Daß sich die katholische Kirche in Wahlkämpfe einmischt, ist seit 1990 schon Tradition. Ob offen, wie zu den Präsidentschaftswahlen 1990, als die polnischen Bischöfe ihren Schäfchen den "echten Polen" (weil konservativen Katholiken) Lech Walêsa empfahlen (gegen den "offenen" Katholiken Mazowiecki) oder zur Parlamentswahl, als sie ihr eigenes Versprechen, sich aus parteipolitischen Fragen herauszuhalten, brachen, und 5 wählbare Parteien empfahlen, oder in ihren "Hirtenbriefen" vor der Präsidentschaftswahl 1995, in denen die Ablehnung des sozialdemokratischen Kandidaten Kwaœniewski durchaus herauszuhören war.

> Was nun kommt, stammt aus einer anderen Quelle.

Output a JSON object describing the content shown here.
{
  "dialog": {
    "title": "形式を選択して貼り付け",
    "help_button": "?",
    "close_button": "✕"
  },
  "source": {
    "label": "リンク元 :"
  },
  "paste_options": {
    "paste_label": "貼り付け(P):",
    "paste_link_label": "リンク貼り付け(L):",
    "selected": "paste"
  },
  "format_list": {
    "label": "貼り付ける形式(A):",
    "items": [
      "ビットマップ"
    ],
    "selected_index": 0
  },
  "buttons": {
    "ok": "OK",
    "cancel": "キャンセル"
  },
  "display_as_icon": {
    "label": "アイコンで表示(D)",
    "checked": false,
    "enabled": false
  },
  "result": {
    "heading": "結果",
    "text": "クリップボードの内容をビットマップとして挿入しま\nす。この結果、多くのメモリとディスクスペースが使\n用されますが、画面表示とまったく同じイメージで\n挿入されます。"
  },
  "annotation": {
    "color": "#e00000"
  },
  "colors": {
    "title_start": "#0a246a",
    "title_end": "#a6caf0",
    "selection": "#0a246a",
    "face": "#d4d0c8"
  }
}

Ganz abgesehen von den katholischen Medien, allen voran des Kirchensenders Radio Maria, der dem Gebot "Du sollst kein falsches Zeugnis geben" anscheinend nicht verpflichtet ist, mit entgleisenden Äußerungen über Kwaœniewski.

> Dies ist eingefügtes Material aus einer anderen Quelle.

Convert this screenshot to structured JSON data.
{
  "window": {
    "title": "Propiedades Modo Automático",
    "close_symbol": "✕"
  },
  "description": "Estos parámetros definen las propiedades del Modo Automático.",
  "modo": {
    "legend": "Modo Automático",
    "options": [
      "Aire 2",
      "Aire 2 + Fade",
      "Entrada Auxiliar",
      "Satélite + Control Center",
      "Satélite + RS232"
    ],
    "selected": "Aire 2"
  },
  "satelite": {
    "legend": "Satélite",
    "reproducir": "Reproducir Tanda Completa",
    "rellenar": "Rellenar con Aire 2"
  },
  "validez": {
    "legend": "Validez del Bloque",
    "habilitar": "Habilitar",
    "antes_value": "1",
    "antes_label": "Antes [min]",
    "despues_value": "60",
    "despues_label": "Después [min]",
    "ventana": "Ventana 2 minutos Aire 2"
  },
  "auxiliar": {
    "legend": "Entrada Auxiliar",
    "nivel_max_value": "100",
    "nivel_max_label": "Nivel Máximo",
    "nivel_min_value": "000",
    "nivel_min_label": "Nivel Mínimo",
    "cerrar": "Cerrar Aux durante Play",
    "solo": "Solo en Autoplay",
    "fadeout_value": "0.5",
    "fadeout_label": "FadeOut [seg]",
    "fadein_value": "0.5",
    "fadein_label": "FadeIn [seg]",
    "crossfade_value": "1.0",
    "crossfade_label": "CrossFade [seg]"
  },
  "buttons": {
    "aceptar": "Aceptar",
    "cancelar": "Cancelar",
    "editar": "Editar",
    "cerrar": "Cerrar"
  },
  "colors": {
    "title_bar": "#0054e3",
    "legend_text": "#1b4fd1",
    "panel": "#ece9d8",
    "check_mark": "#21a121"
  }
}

Evangelisch-ausgburgische Kirche als Beispiel einer Minderheitenkirche

Vor allem aus dem Grund, daß die Protestanten der evangelisch-augsburgischen Kirche in den letzten Jahrhunderten mit Bürgern deutscher Nationalität gleichgesetzt wurden, möchte ich kurz auf diese Kirche eingehen. Nach der Reformation wurde der Protestantismus in Schlesien übernommen, ebenso auch vom polnischen Adel. Durch ihre Mehrheit im Parlament konnten die Protestanten daraufhin in 16. Jahrhundert die Gleichberechtigung der Konfessionen durchsetzen, jedoch wurde dies durch die Gegenreformation beschnitten, so daß es den Protestanten bis ins 18. Jahrhundert nicht einmal erlaubt wurde, Kirchen zu errichten. Durch das Vorurteil Protestant = Deutscher kam die Kirche in Zwiespälte, verfolgte gar eine Polonisierung, weswegen sie von den Nazis besonders dezimiert wurde.

In der Nachkriegszeit wurde sie, da die Katholische Kirche in Polen von Ökumene nichts hält, in die Rolle einer nicht-polnischen Minderheitenkirche gedrängt.